Читаем Золотая кость, или Приключения янки в стране новых русских полностью

Серьезный вопрос, заданный этим краснощеким здоровяком, мне понравился. Я погладил подбородок характерным жестом и сказал:

— И может, и не может.

— Я не понимаю, профессор.

— Я тоже. Впрочем, отрадно видеть молодого человека с кругозором, простирающимся за пределы штата, а то и Штатов.

Парень польщенно побледнел: в университете я был известен как взыскательный преподаватель, не кидавший комплиментов на ветер.

— Жаль, что юродство не существует в наших краях, — сказал юноша, когда его лицо вновь приобрело обычный кирпичный оттенок.

Я кивнул. Мне понравилось, что студент так близко принял к сердцу тему лекции.

— А ведь этот феномен, — Матт произнес научное слово с особым смаком, ибо выучил его лишь недавно, — мог бы помочь Иллинойсу стать духовным центром Среднего Запада, а то и подымай выше — всей страны!
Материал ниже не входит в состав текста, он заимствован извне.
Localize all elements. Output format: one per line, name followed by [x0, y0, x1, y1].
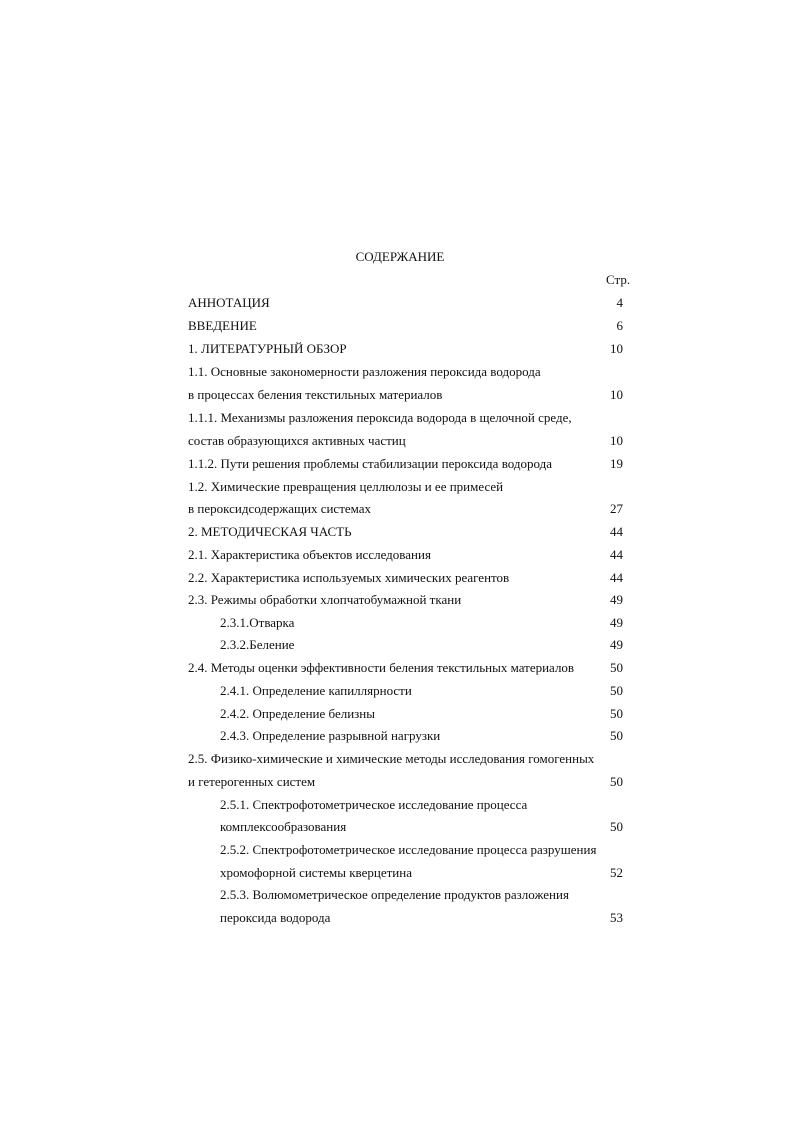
toc-entry — [188, 318, 623, 334]
toc-entry — [220, 910, 623, 926]
toc-entry-page: 50 — [610, 728, 623, 743]
toc-entry-page: 44 — [610, 547, 623, 562]
toc-entry-text: 2. МЕТОДИЧЕСКАЯ ЧАСТЬ — [188, 524, 352, 539]
toc-entry-text: 2.5.3. Волюмометрическое определение продуктов разложения — [220, 887, 569, 902]
toc-entry — [188, 364, 623, 380]
toc-entry-page — [599, 887, 623, 903]
toc-entry-page: 49 — [610, 637, 623, 652]
toc-entry — [220, 819, 623, 835]
toc-entry — [220, 615, 623, 631]
toc-entry-text: 2.4.1. Определение капиллярности — [220, 683, 412, 698]
toc-entry — [188, 295, 623, 311]
toc-entry-page: 10 — [610, 341, 623, 356]
toc-entry-text: 2.2. Характеристика используемых химических реагентов — [188, 570, 510, 585]
toc-entry-text: 2.1. Характеристика объектов исследования — [188, 547, 431, 562]
toc-entry — [220, 683, 623, 699]
toc-entry-page: 49 — [610, 592, 623, 607]
toc-entry-text: 1.1. Основные закономерности разложения пероксида водорода — [188, 364, 541, 379]
toc-entry-page — [599, 364, 623, 380]
toc-entry-text: в процессах беления текстильных материалов — [188, 387, 443, 402]
toc-entry — [188, 547, 623, 563]
toc-entry-page: 27 — [610, 501, 623, 516]
toc-entry-text: и гетерогенных систем — [188, 774, 316, 789]
toc-entry — [188, 387, 623, 403]
toc-entry — [188, 592, 623, 608]
toc-entry-page: 50 — [610, 774, 623, 789]
toc-entry-text: 2.3.1.Отварка — [220, 615, 295, 630]
toc-entry-text: АННОТАЦИЯ — [188, 295, 270, 310]
toc-entry — [188, 456, 623, 472]
toc-entry-page: 50 — [610, 683, 623, 698]
toc-entry — [188, 479, 623, 495]
toc-entry — [220, 887, 623, 903]
toc-entry — [220, 865, 623, 881]
toc-entry — [220, 797, 623, 813]
toc-entry — [188, 524, 623, 540]
toc-entry-page: 44 — [610, 524, 623, 539]
toc-entry-page: 50 — [610, 819, 623, 834]
toc-entry-page: 53 — [610, 910, 623, 925]
toc-entry-text: 2.3.2.Беление — [220, 637, 295, 652]
toc-entry — [220, 842, 623, 858]
toc-entry-page — [599, 842, 623, 858]
toc-entry-page: 49 — [610, 615, 623, 630]
toc-entry — [188, 501, 623, 517]
toc-entry-page: 50 — [610, 660, 623, 675]
toc-entry-page: 10 — [610, 433, 623, 448]
toc-entry-text: 1.2. Химические превращения целлюлозы и ее примесей — [188, 479, 504, 494]
toc-entry-page: 19 — [610, 456, 623, 471]
toc-entry-text: хромофорной системы кверцетина — [220, 865, 412, 880]
toc-entry — [188, 660, 623, 676]
toc-entry-page: 50 — [610, 706, 623, 721]
page-column-header: Стр. — [606, 272, 631, 287]
toc-entry-page: 52 — [610, 865, 623, 880]
toc-entry-page: 10 — [610, 387, 623, 402]
toc-entry — [220, 728, 623, 744]
toc-entry — [188, 751, 623, 767]
toc-entry-text: комплексообразования — [220, 819, 347, 834]
page-title: СОДЕРЖАНИЕ — [355, 249, 445, 264]
toc-entry-text: состав образующихся активных частиц — [188, 433, 406, 448]
toc-entry — [188, 570, 623, 586]
toc-entry — [188, 774, 623, 790]
toc-entry-page — [599, 479, 623, 495]
toc-entry-text: 2.5. Физико-химические и химические методы исследования гомогенных — [188, 751, 595, 766]
toc-entry-page: 4 — [616, 295, 623, 310]
toc-entry-page — [599, 797, 623, 813]
toc-entry-text: пероксида водорода — [220, 910, 331, 925]
toc-entry-text: в пероксидсодержащих системах — [188, 501, 372, 516]
toc-entry-page — [599, 410, 623, 426]
toc-entry — [188, 433, 623, 449]
toc-entry-text: 2.3. Режимы обработки хлопчатобумажной ткани — [188, 592, 462, 607]
toc-entry-text: ВВЕДЕНИЕ — [188, 318, 257, 333]
toc-entry-text: 2.4.3. Определение разрывной нагрузки — [220, 728, 441, 743]
toc-entry — [188, 410, 623, 426]
toc-entry-text: 2.4.2. Определение белизны — [220, 706, 376, 721]
toc-entry-page: 6 — [616, 318, 623, 333]
toc-entry-text: 2.4. Методы оценки эффективности беления текстильных материалов — [188, 660, 575, 675]
toc-entry — [220, 706, 623, 722]
toc-entry-page: 44 — [610, 570, 623, 585]
toc-entry-text: 2.5.2. Спектрофотометрическое исследование процесса разрушения — [220, 842, 597, 857]
toc-entry-text: 1.1.2. Пути решения проблемы стабилизации пероксида водорода — [188, 456, 552, 471]
toc-entry — [188, 341, 623, 357]
toc-entry-text: 2.5.1. Спектрофотометрическое исследование процесса — [220, 797, 528, 812]
toc-entry-text: 1.1.1. Механизмы разложения пероксида водорода в щелочной среде, — [188, 410, 572, 425]
toc-entry — [220, 637, 623, 653]
toc-entry-text: 1. ЛИТЕРАТУРНЫЙ ОБЗОР — [188, 341, 347, 356]
toc-entry-page — [599, 751, 623, 767]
— Даже если юродство еще не внедрилось в Иллинойс, Иллинойс можно внедрить в юродство, — отозвался я.

У Матта упала челюсть.

— Ух ты!

— История учит, что Божьим человеком мог стать не только подданный Московского царства, но даже чужеземец.
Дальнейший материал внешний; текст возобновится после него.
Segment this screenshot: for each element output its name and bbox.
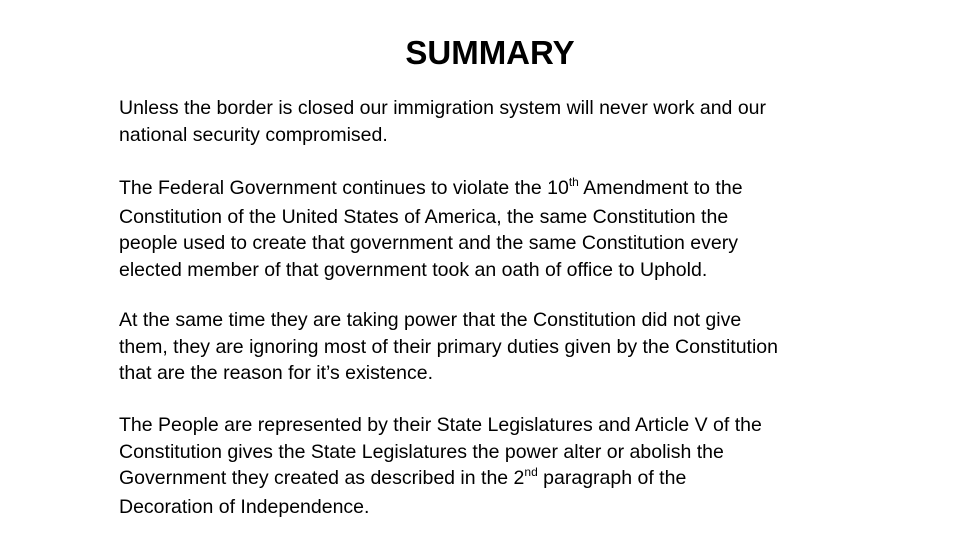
paragraph-line: elected member of that government took an oath of office to Uphold. bbox=[119, 258, 708, 281]
superscript-ordinal: th bbox=[568, 175, 579, 189]
text-run: Amendment to the bbox=[578, 177, 743, 199]
paragraph-line: Decoration of Independence. bbox=[119, 495, 370, 518]
paragraph-line: At the same time they are taking power that the Constitution did not give bbox=[119, 309, 742, 331]
superscript-ordinal: nd bbox=[524, 465, 538, 479]
paragraph-line: Unless the border is closed our immigration system will never work and our bbox=[119, 97, 767, 119]
paragraph-border-security bbox=[119, 95, 899, 148]
paragraph-line bbox=[119, 175, 899, 204]
paragraph-line: The People are represented by their State Legislatures and Article V of the bbox=[119, 414, 762, 436]
paragraph-line: them, they are ignoring most of their primary duties given by the Constitution bbox=[119, 335, 778, 358]
paragraph-line: that are the reason for it’s existence. bbox=[119, 362, 433, 384]
text-run: The Federal Government continues to violate the 10 bbox=[119, 177, 569, 199]
paragraph-line: people used to create that government and the same Constitution every bbox=[119, 232, 738, 254]
paragraph-line: national security compromised. bbox=[119, 123, 388, 146]
paragraph-power-and-duties bbox=[119, 307, 899, 387]
paragraph-line: Constitution of the United States of America, the same Constitution the bbox=[119, 205, 729, 228]
paragraph-tenth-amendment bbox=[119, 175, 899, 283]
text-run: Government they created as described in the 2 bbox=[119, 467, 525, 489]
text-run: paragraph of the bbox=[537, 467, 687, 489]
page-title: SUMMARY bbox=[405, 34, 575, 71]
paragraph-article-five bbox=[119, 412, 899, 520]
paragraph-line: Constitution gives the State Legislatures the power alter or abolish the bbox=[119, 440, 724, 463]
paragraph-line bbox=[119, 465, 899, 494]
— Профессор, скажите мне, что вы не шутите!

— О нет — то есть да. Вот пример. Один из предшественников св. Василия, св. Прокопий Устюжский, в молодости был вовсе не Прокопием, а немецким купцом. Как-то в конце тринадцатого века он приехал в Новгород, чтобы делать феодальный бизнес, но тут, вернее там, его озарило. Прокопий стал иноком, юркнул в юродивые и утек в Устюг. В этом городе он обличал местных жителей в многочисленных пороках на неплохом русском языке.

— Ух ты!

— Конечно, подавляющее большинство юродивых были коренными московитами, но дискриминации по национальному принципу ни в старой царской, ни в новой демократической России в этой сфере никогда не наблюдалось.

Ошеломленный юноша раскрыл рот и попытался что-то сказать, однако у него ничего не получилось. Но если язык студента был парализован, честные черты его пришли в движение и выразили непонятную ему самому радость.

— Кстати, как вас зовут? — спросил я, с интересом наблюдая за мимикой собеседника.

— Матт Уайтбаг.

Я приветливо посмотрел на парня.

— У вас хорошее, честное имя. Носите его с гордостью, ибо оно созвучно русскому слову «мать».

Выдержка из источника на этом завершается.